When de Baissac was flown to Britain in August 1943, SCIENTIST's wireless operator Roger Landes took control of the network just as a Gestapo crackdown led to many arrests, including Grandclément's wife. Fearing for his wife's life, and suspicious of communist influence within the Maquis, the right-wing André Grandclément agreed to help the Germans, and the number of arrests increased and the SCIENTIST network began to collapse. Landes had long considered Grandclément to be a security risk but agreed to meet him, the Germans having let Grandclément attend the meeting, during which he explained his intentions to expose dozens of arms dumps which would destroy many months work. Landes drew his pistol but hesitated to shoot Grandclément in cold blood never having previously shot anyone, and let him go.
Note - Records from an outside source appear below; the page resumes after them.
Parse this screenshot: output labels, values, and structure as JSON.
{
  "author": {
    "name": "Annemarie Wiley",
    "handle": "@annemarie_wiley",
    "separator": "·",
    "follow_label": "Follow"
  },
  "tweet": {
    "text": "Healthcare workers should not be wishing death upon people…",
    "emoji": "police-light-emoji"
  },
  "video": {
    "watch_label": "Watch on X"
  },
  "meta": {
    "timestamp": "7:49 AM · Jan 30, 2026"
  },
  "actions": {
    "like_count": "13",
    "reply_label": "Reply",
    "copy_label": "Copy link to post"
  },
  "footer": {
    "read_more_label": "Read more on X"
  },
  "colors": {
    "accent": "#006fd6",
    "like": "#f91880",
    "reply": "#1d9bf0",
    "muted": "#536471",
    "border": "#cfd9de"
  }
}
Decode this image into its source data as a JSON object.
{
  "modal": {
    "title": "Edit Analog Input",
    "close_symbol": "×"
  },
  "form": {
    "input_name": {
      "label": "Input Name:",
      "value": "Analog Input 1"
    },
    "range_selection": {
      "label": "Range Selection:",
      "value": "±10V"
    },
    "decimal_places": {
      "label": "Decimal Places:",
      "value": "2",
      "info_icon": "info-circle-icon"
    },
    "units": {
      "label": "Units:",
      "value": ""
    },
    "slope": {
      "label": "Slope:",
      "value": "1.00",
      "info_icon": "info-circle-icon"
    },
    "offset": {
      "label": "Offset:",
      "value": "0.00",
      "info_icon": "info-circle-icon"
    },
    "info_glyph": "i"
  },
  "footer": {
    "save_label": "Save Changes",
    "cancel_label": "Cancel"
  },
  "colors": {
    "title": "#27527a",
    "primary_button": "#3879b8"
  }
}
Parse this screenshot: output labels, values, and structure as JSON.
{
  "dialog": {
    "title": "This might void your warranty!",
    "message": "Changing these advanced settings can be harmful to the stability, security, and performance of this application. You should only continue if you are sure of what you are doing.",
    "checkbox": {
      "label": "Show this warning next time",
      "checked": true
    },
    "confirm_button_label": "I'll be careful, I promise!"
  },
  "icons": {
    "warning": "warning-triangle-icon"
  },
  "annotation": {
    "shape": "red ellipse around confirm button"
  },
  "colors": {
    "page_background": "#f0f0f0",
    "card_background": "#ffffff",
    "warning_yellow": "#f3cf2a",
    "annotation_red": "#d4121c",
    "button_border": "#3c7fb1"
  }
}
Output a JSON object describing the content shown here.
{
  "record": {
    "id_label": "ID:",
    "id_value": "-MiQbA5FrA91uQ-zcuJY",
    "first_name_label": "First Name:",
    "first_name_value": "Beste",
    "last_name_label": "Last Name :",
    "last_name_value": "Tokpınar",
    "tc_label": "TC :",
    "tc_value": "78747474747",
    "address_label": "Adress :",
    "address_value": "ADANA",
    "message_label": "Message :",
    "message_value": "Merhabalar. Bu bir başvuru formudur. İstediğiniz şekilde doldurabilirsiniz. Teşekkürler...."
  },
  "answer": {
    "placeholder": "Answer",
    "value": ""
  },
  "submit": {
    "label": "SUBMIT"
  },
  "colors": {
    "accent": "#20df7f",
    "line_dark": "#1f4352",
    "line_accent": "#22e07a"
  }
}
It proved to be a costly error of judgement as two months later Grandclément's actions had crippled SCIENTIST, and led to the capture and execution of the circuit's arms instructor, Victor Hayes. Landes was forced to flee, and was then recalled to London, leaving on 1 November 1943. In London he was suspected of being a double agent, but his name was cleared and he returned to Bordeaux in March 1944 as organiser of the ACTOR network, a new circuit tasked with making contact with surviving Resistance groups in the area and coordinating sabotage to support the D-Day landings.

In July 1944 Grandclément and his wife, Lucette, were captured by Resistance forces near Bordeaux. Having let Grandclément walk away in September 1943, Landes gave the order for his execution. Grandclément and his wife were told that they were to be flown to England to argue their case, and were taken to the supposed landing site. Once there, Landes told Grandclément that he would have to be separated from his wife for security reasons, and then shot Grandclément's wife, while Grandclément was executed by one of Landes's men.

Although Landes learned after the war that Lucette Grandclément was opposed to her husband's actions, he later explained that he had concluded that he could not let her go, given the risk she presented to his group.